La commissione Bilancio avrebbe dovuto esaminare il maxiemendamento alla legge di Stabilità  per introdurre le misure urgenti richieste dalla Ue (in modo da votarlo entro questo venerdì). Ma il provvedimento, ancora ieri sera, non era neppure arrivato a Palazzo Madama. Il presidente Antonio Azzolini l’aspetta oggi e quindi solo oggi sarà  fissato un calendario di lavoro e si saprà  quanti giorni saranno necessari perché il provvedimento venga prima votato dalla Commissione e poi dall’Aula. Non è detto però che ciò possa avvenire nei tempi brevi invocati dall’opposizione con una lettera al presidente, Renato Schifani, per chiedere la più rapida calendarizzazione del ddl.
Il pomeriggio al Senato è passato quindi in un clima quasi sospeso, ma c’è stato comunque un protagonista, sia pure dietro le quinte. Subito dopo il voto della Camera il presidente della commissione Antimafia, Beppe Pisanu, ha ricevuto decine di telefonate di senatori della maggioranza che, con motivazioni diverse, gli hanno espresso la loro contrarietà  a ogni ipotesi di elezioni anticipate.
Non che si tratti di una «corrente pisaniana». Ma, diciamo così, di una variegata «massa di manovra» di senatori disposti — dopo le dimissioni del governo Berlusconi — a sostenere un nuovo governo in modo da evitare le elezioni. Un numero comunque nutrito, che, secondo alcuni, potrebbe raggiungere addirittura una trentina di senatori.
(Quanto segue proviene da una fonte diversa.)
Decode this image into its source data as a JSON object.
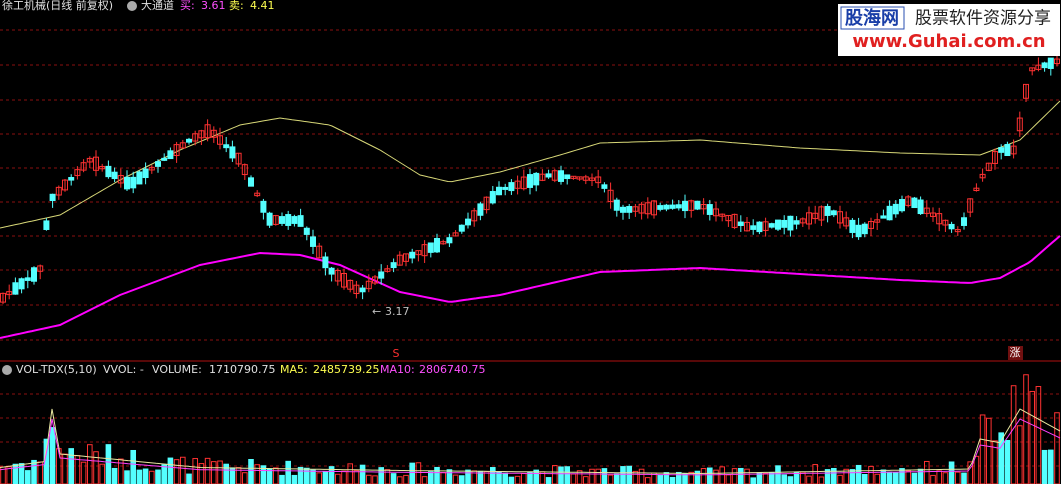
{
  "header": {
    "title": "徐工机械(日线 前复权)",
    "indicator": "大通道",
    "buy_label": "买:",
    "buy_value": "3.61",
    "sell_label": "卖:",
    "sell_value": "4.41"
  },
  "annotations": {
    "low": "3.17",
    "marker_s": "S",
    "marker_zhang": "涨"
  },
  "volume_header": {
    "name": "VOL-TDX(5,10)",
    "vvol": "VVOL: -",
    "volume_label": "VOLUME:",
    "volume_value": "1710790.75",
    "ma5_label": "MA5:",
    "ma5_value": "2485739.25",
    "ma10_label": "MA10:",
    "ma10_value": "2806740.75"
  },
  "watermark": {
    "brand": "股海网",
    "slogan": "股票软件资源分享",
    "url": "www.Guhai.com.cn"
  }
}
Dopo il voto di ieri alla Camera, infatti, non è più in questione il voto di fiducia, dove a decidere sarebbero dovuti essere almeno 7-8 voti di pidiellini malpancisti. A conti fatti, se la settimana prossima Berlusconi avesse tentato la strada di un’ipotetica fiducia, la maggioranza avrebbe potuto infatti contare a Palazzo Madama ancora su una differenza di almeno una decina di senatori («abbiamo una certa maggioranza al Senato», ha ricordato lo stesso Berlusconi).
Dopo la giornata di ieri però il problema è diventato un altro: il futuro della legislatura e dello scranno parlamentare. Alcuni senatori fanno ragionamenti politici legati alla difficile congiuntura economica. Vogliono un governo solido che possa favorire la ripresa. Altri sottolineano invece la necessità  comunque di rimettere mano alla legge elettorale, prima di arrivare al voto. «In modo da evitare che le prossime liste elettorali siano messe a punto da padroni del vapore o di vaporetti», dichiara uno di loro sotto il vincolo dell’anonimato.
Circolano alcuni nomi dei senatori che non vedrebbero bene l’interruzione della legislatura in questo momento. Pisanu, naturalmente, e con lui Ferruccio Saro. Poi gli scajoliani Franco Orsi (della commissione Ambiente) e Raffaele Lauro (Affari costituzionali e Antimafia). Favorevoli a un governo di larghe intese, presieduto da Mario Monti (ma con il Pdl come principale partito) il senatore Paolo Amato, di Firenze, e il suo collega Giacomo Santini, trentino, presidente del gruppo dei parlamentari «amici della montagna», giornalista che pure aveva firmato la cosiddetta «legge bavaglio». C’è poi Esteban Caselli, senatore del Pdl eletto nella ripartizione estera e residente in Argentina, nominato giusto un anno fa nuovo responsabile del Popolo della libertà  per gli italiani nel mondo. E anche Carlo Vizzini, che è uscito pochi giorni fa dal Pdl — e che in caso di fiducia non avrebbe votato — è favorevole alla continuazione della legislatura.